PSD, partido de Paes, vai ao STF por eleição direta para mandato-tampão no Rio

Legenda contesta decisão do TSE por eleição indireta e afirma que renúncia de Cláudio Castro foi estratégia para evitar cassação e alterar regras do pleito

O PSD, partido do prefeito do Rio, Eduardo Paes, ingressou com uma ação no Supremo Tribunal Federal para suspender a decisão do Tribunal Superior Eleitoral que determinou a realização de eleição indireta para o mandato-tampão no governo do estado. A sigla pede que o novo chefe do Executivo seja escolhido por voto direto.

O partido também solicita que o governador em exercício, Ricardo Couto, seja formalmente comunicado para convocar eleições diretas, que seriam organizadas pelo Tribunal Regional Eleitoral do Rio de Janeiro (TRE-RJ).

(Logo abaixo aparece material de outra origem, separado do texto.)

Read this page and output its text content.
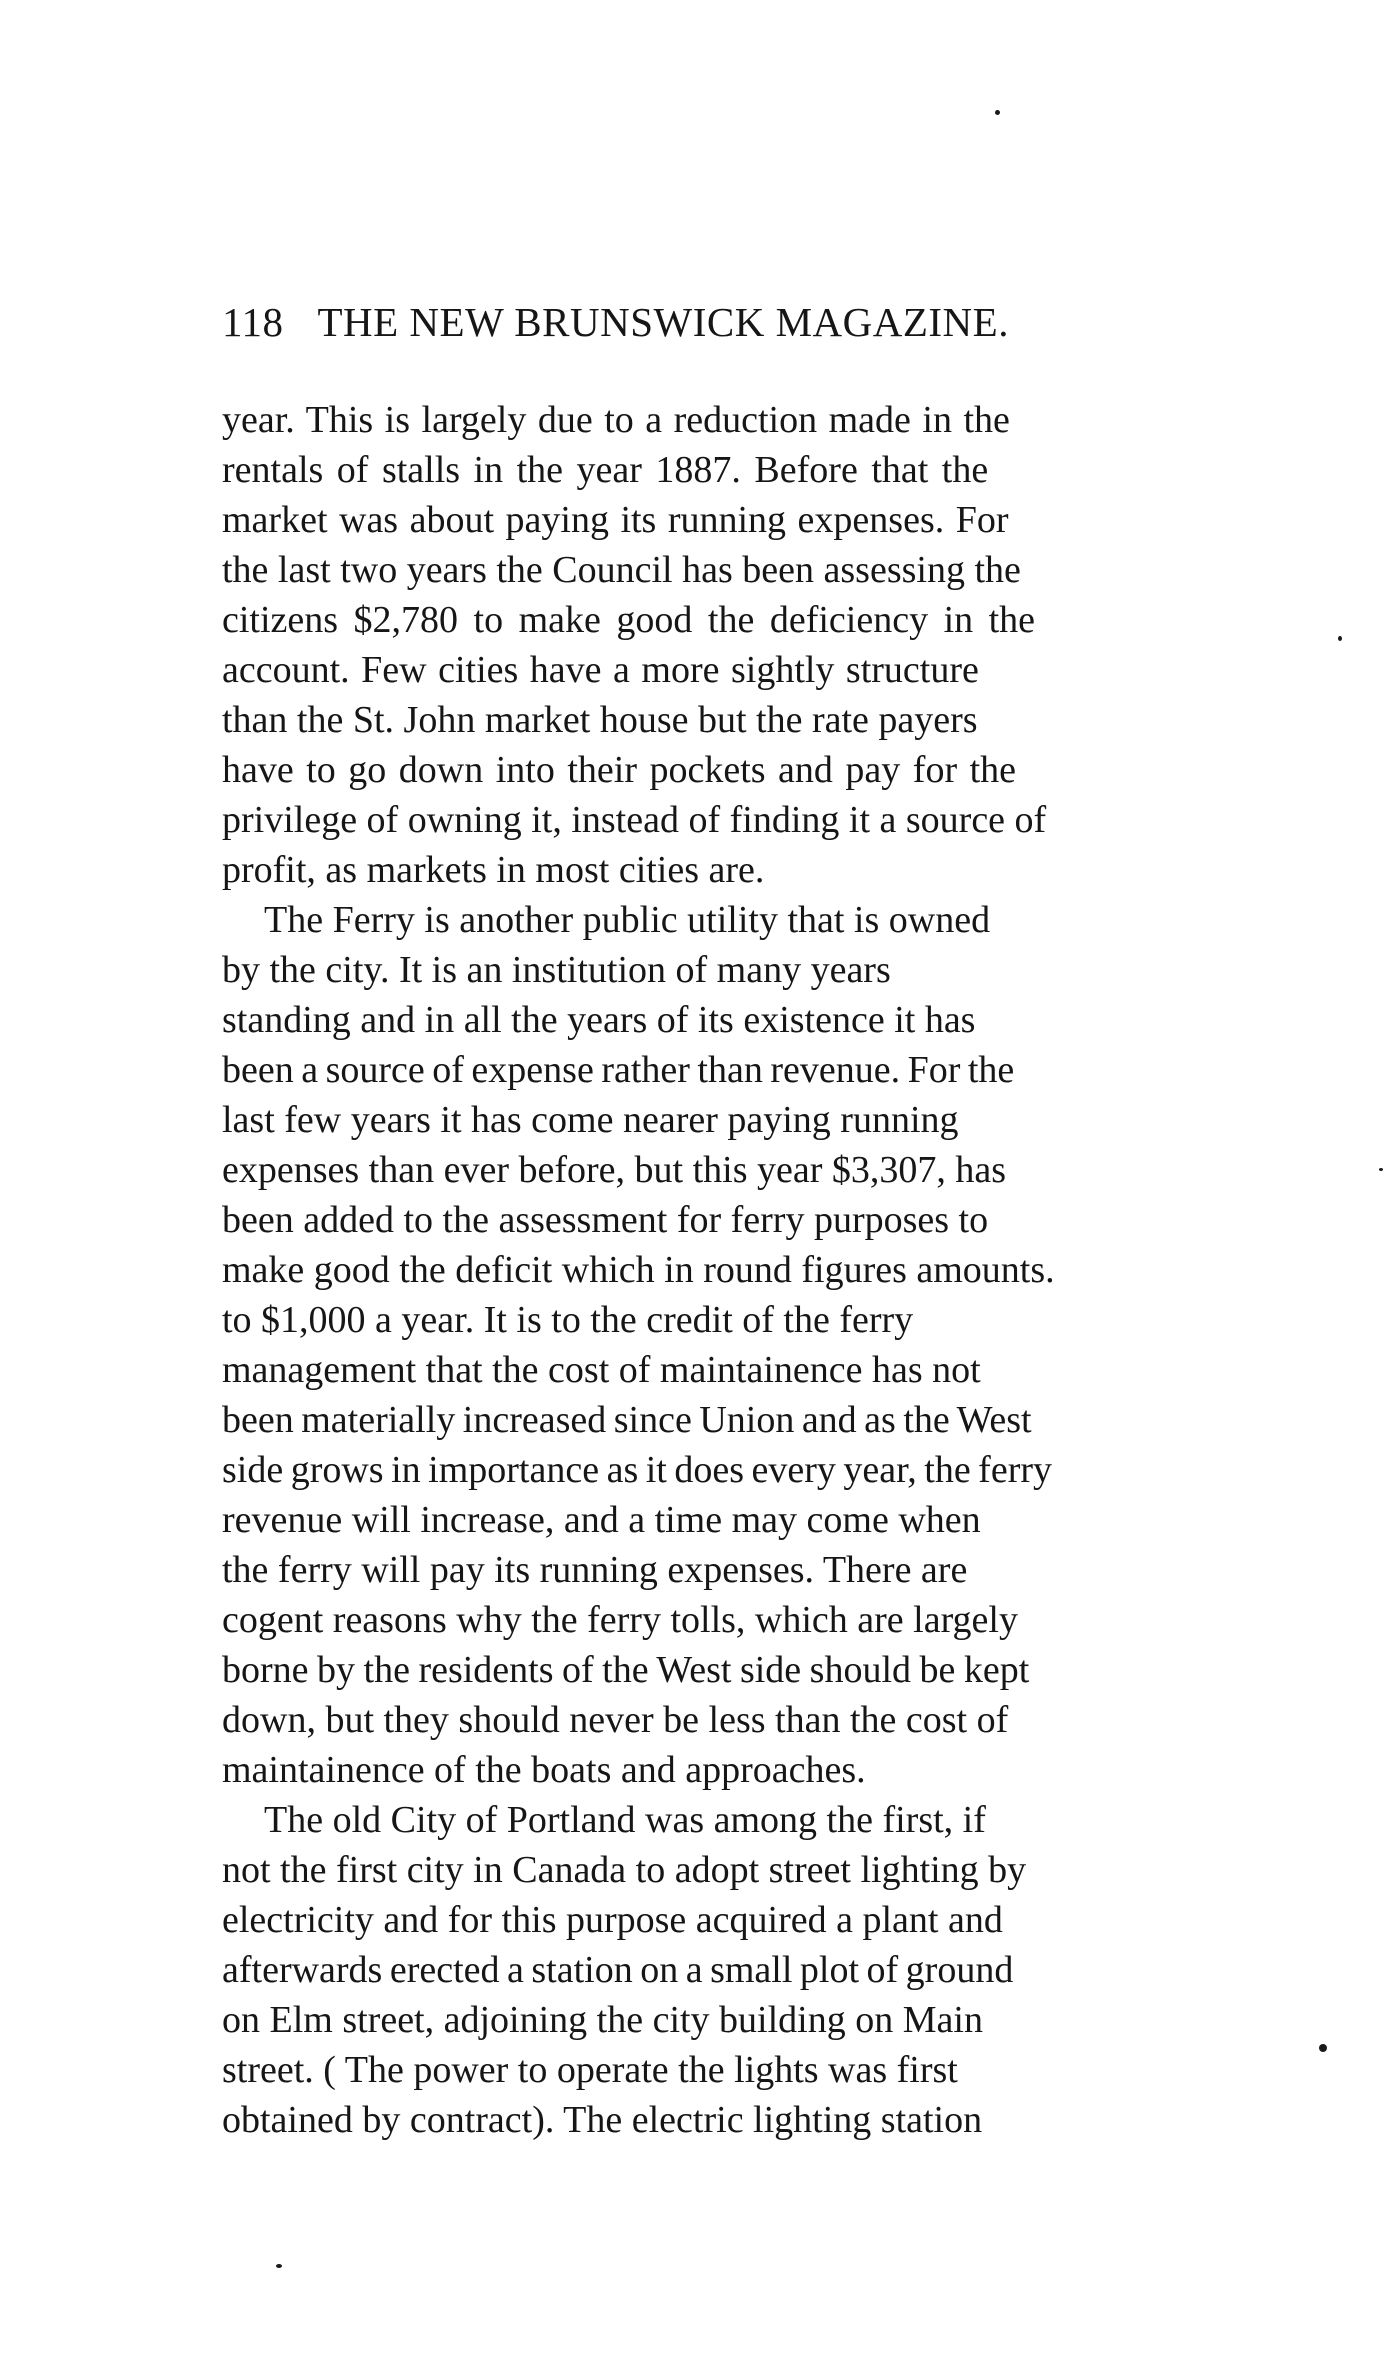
118 THE NEW BRUNSWICK MAGAZINE.
year. This is largely due to a reduction made in the
rentals of stalls in the year 1887. Before that the
market was about paying its running expenses. For
the last two years the Council has been assessing the
citizens $2,780 to make good the deficiency in the
account. Few cities have a more sightly structure
than the St. John market house but the rate payers
have to go down into their pockets and pay for the
privilege of owning it, instead of finding it a source of
profit, as markets in most cities are.
The Ferry is another public utility that is owned
by the city. It is an institution of many years
standing and in all the years of its existence it has
been a source of expense rather than revenue. For the
last few years it has come nearer paying running
expenses than ever before, but this year $3,307, has
been added to the assessment for ferry purposes to
make good the deficit which in round figures amounts.
to $1,000 a year. It is to the credit of the ferry
management that the cost of maintainence has not
been materially increased since Union and as the West
side grows in importance as it does every year, the ferry
revenue will increase, and a time may come when
the ferry will pay its running expenses. There are
cogent reasons why the ferry tolls, which are largely
borne by the residents of the West side should be kept
down, but they should never be less than the cost of
maintainence of the boats and approaches.
The old City of Portland was among the first, if
not the first city in Canada to adopt street lighting by
electricity and for this purpose acquired a plant and
afterwards erected a station on a small plot of ground
on Elm street, adjoining the city building on Main
street. ( The power to operate the lights was first
obtained by contract). The electric lighting station
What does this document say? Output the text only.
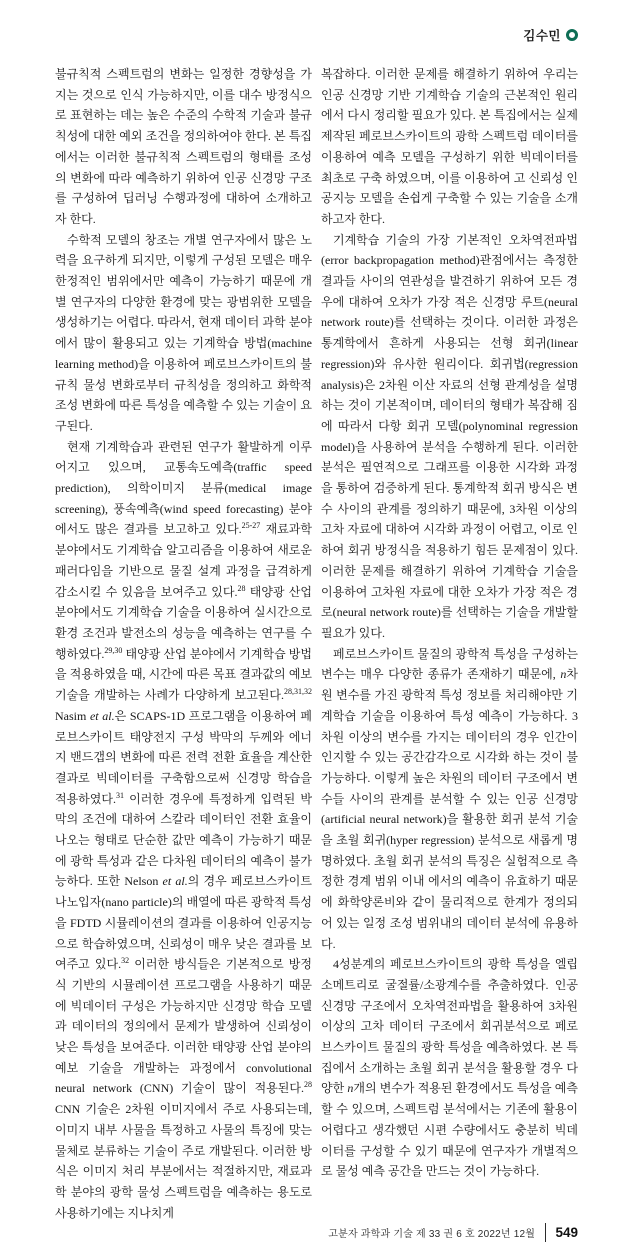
김수민

불규칙적 스펙트럼의 변화는 일정한 경향성을 가지는 것으로 인식 가능하지만, 이를 대수 방정식으로 표현하는 데는 높은 수준의 수학적 기술과 불규칙성에 대한 예외 조건을 정의하여야 한다. 본 특집에서는 이러한 불규칙적 스펙트럼의 형태를 조성의 변화에 따라 예측하기 위하여 인공 신경망 구조를 구성하여 딥러닝 수행과정에 대하여 소개하고자 한다.

수학적 모델의 창조는 개별 연구자에서 많은 노력을 요구하게 되지만, 이렇게 구성된 모델은 매우 한정적인 범위에서만 예측이 가능하기 때문에 개별 연구자의 다양한 환경에 맞는 광범위한 모델을 생성하기는 어렵다. 따라서, 현재 데이터 과학 분야에서 많이 활용되고 있는 기계학습 방법(machine learning method)을 이용하여 페로브스카이트의 불규칙 물성 변화로부터 규칙성을 정의하고 화학적 조성 변화에 따른 특성을 예측할 수 있는 기술이 요구된다.

현재 기계학습과 관련된 연구가 활발하게 이루어지고 있으며, 교통속도예측(traffic speed prediction), 의학이미지 분류(medical image screening), 풍속예측(wind speed forecasting) 분야에서도 많은 결과를 보고하고 있다.$^{25-27}$ 재료과학 분야에서도 기계학습 알고리즘을 이용하여 새로운 패러다임을 기반으로 물질 설계 과정을 급격하게 감소시킬 수 있음을 보여주고 있다.$^{28}$ 태양광 산업 분야에서도 기계학습 기술을 이용하여 실시간으로 환경 조건과 발전소의 성능을 예측하는 연구를 수행하였다.$^{29,30}$ 태양광 산업 분야에서 기계학습 방법을 적용하였을 때, 시간에 따른 목표 결과값의 예보 기술을 개발하는 사례가 다양하게 보고된다.$^{28,31,32}$ Nasim et al.은 SCAPS-1D 프로그램을 이용하여 페로브스카이트 태양전지 구성 박막의 두께와 에너지 밴드갭의 변화에 따른 전력 전환 효율을 계산한 결과로 빅데이터를 구축함으로써 신경망 학습을 적용하였다.$^{31}$ 이러한 경우에 특정하게 입력된 박막의 조건에 대하여 스칼라 데이터인 전환 효율이 나오는 형태로 단순한 값만 예측이 가능하기 때문에 광학 특성과 같은 다차원 데이터의 예측이 불가능하다. 또한 Nelson et al.의 경우 페로브스카이트 나노입자(nano particle)의 배열에 따른 광학적 특성을 FDTD 시뮬레이션의 결과를 이용하여 인공지능으로 학습하였으며, 신뢰성이 매우 낮은 결과를 보여주고 있다.$^{32}$ 이러한 방식들은 기본적으로 방정식 기반의 시뮬레이션 프로그램을 사용하기 때문에 빅데이터 구성은 가능하지만 신경망 학습 모델과 데이터의 정의에서 문제가 발생하여 신뢰성이 낮은 특성을 보여준다. 이러한 태양광 산업 분야의 예보 기술을 개발하는 과정에서 convolutional neural network (CNN) 기술이 많이 적용된다.$^{28}$ CNN 기술은 2차원 이미지에서 주로 사용되는데, 이미지 내부 사물을 특정하고 사물의 특징에 맞는 물체로 분류하는 기술이 주로 개발된다. 이러한 방식은 이미지 처리 부분에서는 적절하지만, 재료과학 분야의 광학 물성 스펙트럼을 예측하는 용도로 사용하기에는 지나치게

복잡하다. 이러한 문제를 해결하기 위하여 우리는 인공 신경망 기반 기계학습 기술의 근본적인 원리에서 다시 정리할 필요가 있다. 본 특집에서는 실제 제작된 페로브스카이트의 광학 스펙트럼 데이터를 이용하여 예측 모델을 구성하기 위한 빅데이터를 최초로 구축 하였으며, 이를 이용하여 고 신뢰성 인공지능 모델을 손쉽게 구축할 수 있는 기술을 소개하고자 한다.

기계학습 기술의 가장 기본적인 오차역전파법(error backpropagation method)관점에서는 측정한 결과들 사이의 연관성을 발견하기 위하여 모든 경우에 대하여 오차가 가장 적은 신경망 루트(neural network route)를 선택하는 것이다. 이러한 과정은 통계학에서 흔하게 사용되는 선형 회귀(linear regression)와 유사한 원리이다. 회귀법(regression analysis)은 2차원 이산 자료의 선형 관계성을 설명하는 것이 기본적이며, 데이터의 형태가 복잡해 짐에 따라서 다항 회귀 모델(polynominal regression model)을 사용하여 분석을 수행하게 된다. 이러한 분석은 필연적으로 그래프를 이용한 시각화 과정을 통하여 검증하게 된다. 통계학적 회귀 방식은 변수 사이의 관계를 정의하기 때문에, 3차원 이상의 고차 자료에 대하여 시각화 과정이 어렵고, 이로 인하여 회귀 방정식을 적용하기 힘든 문제점이 있다. 이러한 문제를 해결하기 위하여 기계학습 기술을 이용하여 고차원 자료에 대한 오차가 가장 적은 경로(neural network route)를 선택하는 기술을 개발할 필요가 있다.

페로브스카이트 물질의 광학적 특성을 구성하는 변수는 매우 다양한 종류가 존재하기 때문에, n차원 변수를 가진 광학적 특성 정보를 처리해야만 기계학습 기술을 이용하여 특성 예측이 가능하다. 3차원 이상의 변수를 가지는 데이터의 경우 인간이 인지할 수 있는 공간감각으로 시각화 하는 것이 불가능하다. 이렇게 높은 차원의 데이터 구조에서 변수들 사이의 관계를 분석할 수 있는 인공 신경망(artificial neural network)을 활용한 회귀 분석 기술을 초월 회귀(hyper regression) 분석으로 새롭게 명명하였다. 초월 회귀 분석의 특징은 실험적으로 측정한 경계 범위 이내 에서의 예측이 유효하기 때문에 화학양론비와 같이 물리적으로 한계가 정의되어 있는 일정 조성 범위내의 데이터 분석에 유용하다.

4성분계의 페로브스카이트의 광학 특성을 엘립소메트리로 굴절률/소광계수를 추출하였다. 인공 신경망 구조에서 오차역전파법을 활용하여 3차원 이상의 고차 데이터 구조에서 회귀분석으로 페로브스카이트 물질의 광학 특성을 예측하였다. 본 특집에서 소개하는 초월 회귀 분석을 활용할 경우 다양한 n개의 변수가 적용된 환경에서도 특성을 예측할 수 있으며, 스펙트럼 분석에서는 기존에 활용이 어렵다고 생각했던 시편 수량에서도 충분히 빅데이터를 구성할 수 있기 때문에 연구자가 개별적으로 물성 예측 공간을 만드는 것이 가능하다.

고분자 과학과 기술 제 33 권 6 호 2022년 12월 549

PSD questiona renúncia de Castro

Na ação, o PSD sustenta que a renúncia do ex-governador Cláudio Castro, ocorrida na véspera de seu julgamento no TSE, teve como objetivo evitar a cassação e alterar o modelo de eleição previsto. Para o partido, a saída do cargo não modifica a natureza do processo, que decorre de uma decisão da Justiça Eleitoral.

O documento enviado ao STF afirma que houve tentativa de “fraude à lei” e de desrespeito à soberania popular. Em um dos trechos, a legenda pede “a imediata realização de eleições diretas no Estado do Rio de Janeiro”, com convocação formal pelo governo interino e condução do pleito pela Justiça Eleitoral.

Vácuo de poder e disputa jurídica

A crise institucional no estado se agravou após a saída de Castro, que deixou o cargo sem a existência de um vice-governador. Isso porque Thiago Pampolha havia deixado a função anteriormente para assumir uma vaga no Tribunal de Contas do Estado (TCE-RJ).

Antes da renúncia, Castro já havia sido condenado pelo TSE por abuso de poder político e econômico, com decisão que o tornou inelegível por oito anos. No entanto, como deixou o cargo antes do julgamento final, a Corte considerou prejudicada a cassação do mandato.

Divergência sobre tipo de eleição

O ponto central da disputa é o formato da eleição. Pela legislação eleitoral, em casos de cassação ocorridos a mais de seis meses do fim do mandato, a escolha deve ser feita por voto direto. Já em situações de dupla vacância — quando não há governador nem vice —, há precedentes que permitem eleições indiretas, conforme definido por leis estaduais.

No Rio, uma norma aprovada pela Assembleia Legislativa (Alerj) prevê a realização de eleição indireta nesse cenário. Essa regra, contudo, também é alvo de questionamento no STF em outro processo ainda em andamento.

Para o PSD, a interpretação adotada até agora distorce o sentido da legislação e compromete o princípio democrático, ao retirar da população o direito de escolher diretamente o novo governador.